Veel is er reeds bereikt in stilte, in allen eenvoud, door persoonlijk initiatief, doch nu er van Staatswege ook belangstelling wordt getoond, zal, hopen wij, de vlam uitslaan en de gewenschte wedijver op kunstgebied tusschen steden en dorpen doen ontstaan. Naar het Mechelsch stelsel werden reeds talrijke in- en uitheemsche beiaarden veranderd en van een Mechelsch standaardklavier voorzien, namelijk die van Roeselare, Thielt, Brugge, Ieper, Oudenaarde, Oostende, Kortrijk, Doornik, Bergen, Leuven (St. Geertrui en St. Pieter), Verviers, Lier, Hasselt, St. Amand-les-Eaux (Frankrijk), Cattistock (Engeland), Arnhem en Nijkerk (Holland). Verscheidene van die klokkenspelen werden echter zéér gehavend, zooniet voor een groot deel vernietigd door den oorlog (Leuven, Oudenaarde, Oostende) en vragen dringend herstel.
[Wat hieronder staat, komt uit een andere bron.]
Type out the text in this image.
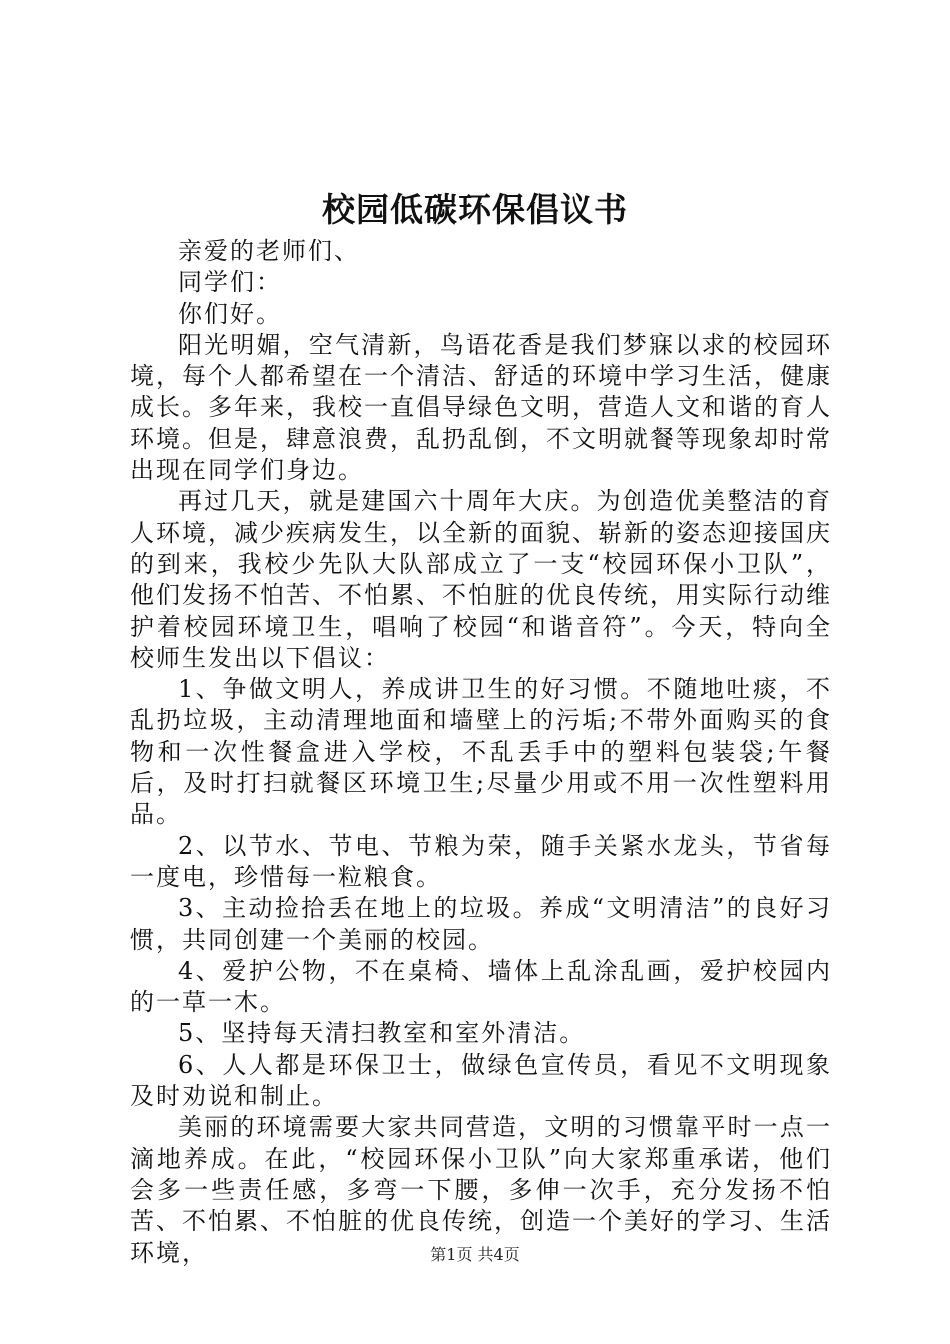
校园低碳环保倡议书

亲爱的老师们、

同学们：

你们好。

阳光明媚，空气清新，鸟语花香是我们梦寐以求的校园环境，每个人都希望在一个清洁、舒适的环境中学习生活，健康成长。多年来，我校一直倡导绿色文明，营造人文和谐的育人环境。但是，肆意浪费，乱扔乱倒，不文明就餐等现象却时常出现在同学们身边。

再过几天，就是建国六十周年大庆。为创造优美整洁的育人环境，减少疾病发生，以全新的面貌、崭新的姿态迎接国庆的到来，我校少先队大队部成立了一支“校园环保小卫队”，他们发扬不怕苦、不怕累、不怕脏的优良传统，用实际行动维护着校园环境卫生，唱响了校园“和谐音符”。今天，特向全校师生发出以下倡议：

1、争做文明人，养成讲卫生的好习惯。不随地吐痰，不乱扔垃圾，主动清理地面和墙壁上的污垢;不带外面购买的食物和一次性餐盒进入学校，不乱丢手中的塑料包装袋;午餐后，及时打扫就餐区环境卫生;尽量少用或不用一次性塑料用品。

2、以节水、节电、节粮为荣，随手关紧水龙头，节省每一度电，珍惜每一粒粮食。

3、主动捡拾丢在地上的垃圾。养成“文明清洁”的良好习惯，共同创建一个美丽的校园。

4、爱护公物，不在桌椅、墙体上乱涂乱画，爱护校园内的一草一木。

5、坚持每天清扫教室和室外清洁。

6、人人都是环保卫士，做绿色宣传员，看见不文明现象及时劝说和制止。

美丽的环境需要大家共同营造，文明的习惯靠平时一点一滴地养成。在此，“校园环保小卫队”向大家郑重承诺，他们会多一些责任感，多弯一下腰，多伸一次手，充分发扬不怕苦、不怕累、不怕脏的优良传统，创造一个美好的学习、生活环境，	第1页 共4页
Naar het voorbeeld van Mechelen zijn tal van steden er toe gekomen beiaardconcerten in te richten, die overal in den smaak vallen, doch, wanneer men bedenkt, dat er in ons land 97 en in Nederland 115 beiaarden zijn, goede en slechte - meer slechte dan goede, helaas! - dan moet men wel bekennen, dat er nog héél veel te doen valt!
Om al die torens weer aan 't zingen te krijgen, is de beiaardschool onmisbaar, de nieuwe, langverwachte, Mechelsche beiaardschool, die den naam van "Jef Denijn-stichting" zal dragen, en die de schoonste parel zal worden aan de kunstkroon van den gevierden meester-klokkenist. Mechelen mag terecht fier zijn op zijn kunstenaar en de dankbare hulde, die hem door zijn ontroerde stadgenooten wordt gebracht, is ten volle verdiend. Doch die hulde heeft een ruimer betekenis. In Jef Denijn wordt gevierd de geheele Vlaamsche beiaardkunst. Allen, die hem terzijde staan in zijn streven naar het ideaal, al zijn collega's van andere zingende torens hebben hun deel in die bewonderende hulde, en eenieder zal het met ons beamen: "in den persoon van den Koning viert men heel het volk"!
Hullebroeck, E.: Hulde aan Jef Denyn, in: Muziek-Warande, jrg. 1, nr. 8, 1 oogst 1922, p. 169-171.